Giza Governorate ( ) is one of the governorates of Egypt. It is in the center of the country, situated on the west bank of the Nile River opposite Cairo.  Its capital is the city of Giza.  It includes a stretch of the left bank of the Nile Valley around Giza, and acquired a large stretch of Egypt's Western Desert, including Bahariya Oasis when the 6th of October Governorate was merged into it on 14 April 2011.  The Giza Governorate is also home to the Great Sphinx and the Pyramids of Giza.

Overview
The rate of poverty is more than 60% in this governorate but recently some social safety networks have been provided in the form of financial assistance and job opportunities. The funding has been coordinated by the country's Ministry of Finance and with assistance from international organizations.

Municipal divisions
The governorate is divided into municipal divisions, with a total estimated population as of July 2017 of 8,666,090. In the case of Giza governorate, there are a number of aqsam and marakiz, with fully urban and rural parts. Sometimes a markaz and a kism share a name.

Population

According to population estimates from 2015 the majority of residents in the governorate lived in urban areas, with an urbanization rate of 58.6%. Out of an estimated 7,585,115 people residing in the governorate, 4,446,805 people lived in urban areas as opposed to only 3,138,310 in rural areas.

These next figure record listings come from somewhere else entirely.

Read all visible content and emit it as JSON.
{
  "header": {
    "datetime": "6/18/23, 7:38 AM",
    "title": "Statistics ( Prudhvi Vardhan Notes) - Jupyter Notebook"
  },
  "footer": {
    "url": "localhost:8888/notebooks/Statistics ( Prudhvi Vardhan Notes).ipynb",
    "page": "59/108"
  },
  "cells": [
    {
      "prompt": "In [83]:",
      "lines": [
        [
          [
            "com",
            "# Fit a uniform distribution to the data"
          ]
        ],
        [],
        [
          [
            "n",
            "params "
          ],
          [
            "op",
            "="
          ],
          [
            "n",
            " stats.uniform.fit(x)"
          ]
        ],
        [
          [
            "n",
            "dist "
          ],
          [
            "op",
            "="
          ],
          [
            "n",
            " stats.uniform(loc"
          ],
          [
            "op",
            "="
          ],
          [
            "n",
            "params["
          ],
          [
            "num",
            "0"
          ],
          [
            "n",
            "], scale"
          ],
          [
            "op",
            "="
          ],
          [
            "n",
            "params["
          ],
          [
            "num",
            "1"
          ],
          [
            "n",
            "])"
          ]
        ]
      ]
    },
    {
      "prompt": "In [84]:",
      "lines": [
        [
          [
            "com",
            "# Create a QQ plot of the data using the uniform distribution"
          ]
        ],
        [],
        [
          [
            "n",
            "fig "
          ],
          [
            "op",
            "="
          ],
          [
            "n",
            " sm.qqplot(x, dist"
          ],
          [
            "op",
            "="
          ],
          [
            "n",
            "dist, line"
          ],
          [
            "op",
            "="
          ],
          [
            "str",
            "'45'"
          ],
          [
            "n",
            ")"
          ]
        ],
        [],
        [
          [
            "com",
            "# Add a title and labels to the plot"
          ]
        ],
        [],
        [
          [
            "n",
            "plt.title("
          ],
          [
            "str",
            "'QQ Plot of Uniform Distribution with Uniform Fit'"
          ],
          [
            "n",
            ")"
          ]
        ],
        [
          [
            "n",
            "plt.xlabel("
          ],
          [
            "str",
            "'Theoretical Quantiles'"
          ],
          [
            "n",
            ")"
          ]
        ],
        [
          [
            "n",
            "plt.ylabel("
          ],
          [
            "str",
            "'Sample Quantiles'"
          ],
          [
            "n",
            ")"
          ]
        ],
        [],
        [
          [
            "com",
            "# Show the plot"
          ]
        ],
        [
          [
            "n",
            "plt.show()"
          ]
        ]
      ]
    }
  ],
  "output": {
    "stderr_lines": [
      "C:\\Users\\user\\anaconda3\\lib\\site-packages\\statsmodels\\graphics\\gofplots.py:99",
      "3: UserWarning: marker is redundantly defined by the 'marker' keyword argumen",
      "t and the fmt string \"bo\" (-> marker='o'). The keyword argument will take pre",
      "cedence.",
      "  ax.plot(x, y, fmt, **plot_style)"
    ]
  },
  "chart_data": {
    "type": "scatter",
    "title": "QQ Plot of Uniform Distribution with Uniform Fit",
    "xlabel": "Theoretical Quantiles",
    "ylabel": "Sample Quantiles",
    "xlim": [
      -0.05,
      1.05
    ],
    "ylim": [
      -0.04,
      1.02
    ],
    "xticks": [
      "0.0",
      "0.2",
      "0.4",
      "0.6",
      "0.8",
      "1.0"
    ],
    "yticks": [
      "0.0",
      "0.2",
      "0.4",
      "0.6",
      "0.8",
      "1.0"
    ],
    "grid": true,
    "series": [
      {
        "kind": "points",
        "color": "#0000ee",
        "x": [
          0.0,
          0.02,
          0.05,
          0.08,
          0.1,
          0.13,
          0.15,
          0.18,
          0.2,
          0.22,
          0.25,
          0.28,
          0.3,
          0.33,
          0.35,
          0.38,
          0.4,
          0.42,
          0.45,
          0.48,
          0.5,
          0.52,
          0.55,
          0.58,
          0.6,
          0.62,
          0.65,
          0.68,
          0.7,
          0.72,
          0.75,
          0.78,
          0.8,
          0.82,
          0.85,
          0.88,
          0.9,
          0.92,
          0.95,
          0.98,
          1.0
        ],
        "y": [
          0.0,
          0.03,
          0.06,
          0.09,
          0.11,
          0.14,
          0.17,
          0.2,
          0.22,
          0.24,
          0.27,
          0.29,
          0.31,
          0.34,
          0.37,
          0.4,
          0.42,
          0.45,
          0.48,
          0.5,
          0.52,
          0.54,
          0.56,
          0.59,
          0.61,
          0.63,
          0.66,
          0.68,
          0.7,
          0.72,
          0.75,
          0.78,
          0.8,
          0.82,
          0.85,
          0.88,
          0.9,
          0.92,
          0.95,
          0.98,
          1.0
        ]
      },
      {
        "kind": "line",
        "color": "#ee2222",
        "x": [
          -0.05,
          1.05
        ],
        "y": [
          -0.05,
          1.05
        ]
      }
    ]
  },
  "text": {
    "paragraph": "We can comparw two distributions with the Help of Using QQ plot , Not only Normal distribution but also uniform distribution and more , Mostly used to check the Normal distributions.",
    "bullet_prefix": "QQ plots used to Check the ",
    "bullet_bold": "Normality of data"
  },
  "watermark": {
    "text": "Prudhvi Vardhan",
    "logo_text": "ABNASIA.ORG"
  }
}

According to population estimates from 2018 the majority of residents in the governorate live in urban areas, with an urbanization rate of 60.9%. Out of an estimated 8,759,000 people residing in the governorate, 5,332,000 people live in urban areas as opposed to only 3,428,000 in rural areas.

Industrial zones
According to the Egyptian Governing Authority for Investment and Free Zones (GAFI), and the Ministry of Investment, the following industrial zones are located in this governorate:
 Abo Rwash Industrial Zone
 6 October Industrial Zone
 Al Wahat (Heavy) Industrial zone

Important sites
The Great Pyramid of Giza is one of the Seven Wonders of the Ancient World and people come from all over the world each year to see it. It is located in the Giza pyramid complex. 

 Abusir
 Bahariya Oasis
 Giza Necropolis - Giza pyramid complex

Projects
In 1981, the Basic Village Service Program (BVS), under the auspices of USAID, had several water, and road projects, going on in several markazes in the Giza Governorate.

In a program that began on August 28, 2012 (through 2018), the European Union invested 40 million Euros on upgrading the infrastructure of informal areas in Giza Governorate.